Styles of the Unexpected is actually quite predictable if one has heard Votel’s remix work or his collaborations with BDB, but predictability doesn’t detract from what is a nicely focused debut. Hypnosis, cello-driven orchestration, seedy electronica—these remain the main themes. “Urbanite Rocks” is a fitting introduction. Waves of synth, touched by xylophone-derived sound, lean forward, dusted with a few samples before a live (or seemingly so) rhythm section joins in with aplomb. Unexpectedly (truly), strings and then breakbeats arrive for a mess of sound equally rooted in the French jazz-pop of Gainsbourg, the German experimentation of Neu! and Can, and the old-fashioned hip-hop of the East Coast variety.

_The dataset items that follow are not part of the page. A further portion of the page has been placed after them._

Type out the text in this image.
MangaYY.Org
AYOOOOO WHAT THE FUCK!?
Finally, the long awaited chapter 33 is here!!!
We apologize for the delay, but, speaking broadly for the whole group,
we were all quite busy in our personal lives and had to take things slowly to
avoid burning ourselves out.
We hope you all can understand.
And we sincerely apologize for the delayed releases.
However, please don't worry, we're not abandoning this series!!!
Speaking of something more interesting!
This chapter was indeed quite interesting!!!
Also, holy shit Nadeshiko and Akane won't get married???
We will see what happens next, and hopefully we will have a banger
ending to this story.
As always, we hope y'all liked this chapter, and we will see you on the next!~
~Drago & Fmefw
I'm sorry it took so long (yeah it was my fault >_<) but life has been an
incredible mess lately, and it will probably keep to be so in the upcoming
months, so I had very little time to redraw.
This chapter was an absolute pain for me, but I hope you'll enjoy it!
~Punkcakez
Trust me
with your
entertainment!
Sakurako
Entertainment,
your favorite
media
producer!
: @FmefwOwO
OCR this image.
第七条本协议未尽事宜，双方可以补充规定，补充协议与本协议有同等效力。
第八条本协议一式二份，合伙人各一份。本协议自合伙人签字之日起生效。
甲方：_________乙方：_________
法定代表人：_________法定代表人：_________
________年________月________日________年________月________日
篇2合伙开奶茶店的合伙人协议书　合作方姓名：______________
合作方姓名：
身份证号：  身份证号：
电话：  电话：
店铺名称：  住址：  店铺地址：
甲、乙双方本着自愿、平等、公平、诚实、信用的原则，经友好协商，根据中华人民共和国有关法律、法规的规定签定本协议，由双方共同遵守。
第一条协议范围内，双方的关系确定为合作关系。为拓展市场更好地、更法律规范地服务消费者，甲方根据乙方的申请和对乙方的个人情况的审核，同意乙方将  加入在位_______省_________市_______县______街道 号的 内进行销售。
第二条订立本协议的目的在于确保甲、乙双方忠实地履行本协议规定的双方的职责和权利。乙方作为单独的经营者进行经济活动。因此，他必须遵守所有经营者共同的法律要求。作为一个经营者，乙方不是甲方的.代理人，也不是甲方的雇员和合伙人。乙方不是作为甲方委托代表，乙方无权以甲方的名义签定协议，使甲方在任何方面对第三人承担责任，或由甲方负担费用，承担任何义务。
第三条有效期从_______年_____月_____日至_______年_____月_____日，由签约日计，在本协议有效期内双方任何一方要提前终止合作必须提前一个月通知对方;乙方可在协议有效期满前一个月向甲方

Singer/songwriter Jane Weaver (also Votel’s girlfriend) adds the lyrics and vocals to the dizzyingly trippy “Girl on a GoPed”. Snarling, free-form jazz, with a loop and beat hook recalling the best of the mid-nineties Bristol sound, sketches the landscape for Weaver’s vocals. Underneath her lulling but dank narrative—“Never thought you had a problem ‘cos your girlfriend was pretty / Never thought you had a problem ‘cos the weather was fine”—lies a second vocal track composed of Weaver’s untimely and most uncomfortable laughter while motors rev, water rushes, and the strings and bass sulk and swoon.


Return of the Spooky Driver” is equally unsettling. The track, largely a transition piece, seems to take the least assaulting sample from Primal Scream’s “Kill All Hippies”, matching it with some BDB filler on top of a highly repetitive few bars of piano while Nick Gadman’s guitars intermittently dash through in anxious fashion before the distress is alleviated in a surf-rock furl. I respect the track even as it jars me toward madness. “Pickpocket”, though tempered by cello, also has the repetition and atonality that can make elements of a BDB show suicidally frustrating, as when Damon Gough decides he will require the audience to boo loudly before allowing the band to stop.


“Diode” is initially cinematic in scope, its ethereal stretches only disturbed by hand-struck drums hinting at the South American beach. Yet, amid brushes of percussion more typical of the record, Votel warps the track into quickly breaking volleys of hip-hop, carrying the hand-played drums along for continuity. “Doe-Eyed” is unfortunately not so inventive; its contemplative nature crosses the border into boredom.


“RiderBrow” assures that Styles of the Unexpected won’t slip off into tediousness, however. Lee Gorton adds vocals that begin in Yorke-ian and somniferous terms, accompanied by the most minimal guitars and synth. Votel adds Matt McGeever’s cello, a more active rhythm section, and an under-utilized organ that carry the track to the album’s best (and most unexpected) up-tempo movement. While Styles of the Unexpected surely won’t place Votel in the company of his mate BDB anytime soon, songs like “Urbanite Rocks”, “Girl on a GoPed”, and “RiderBrow” make this debut very respectable.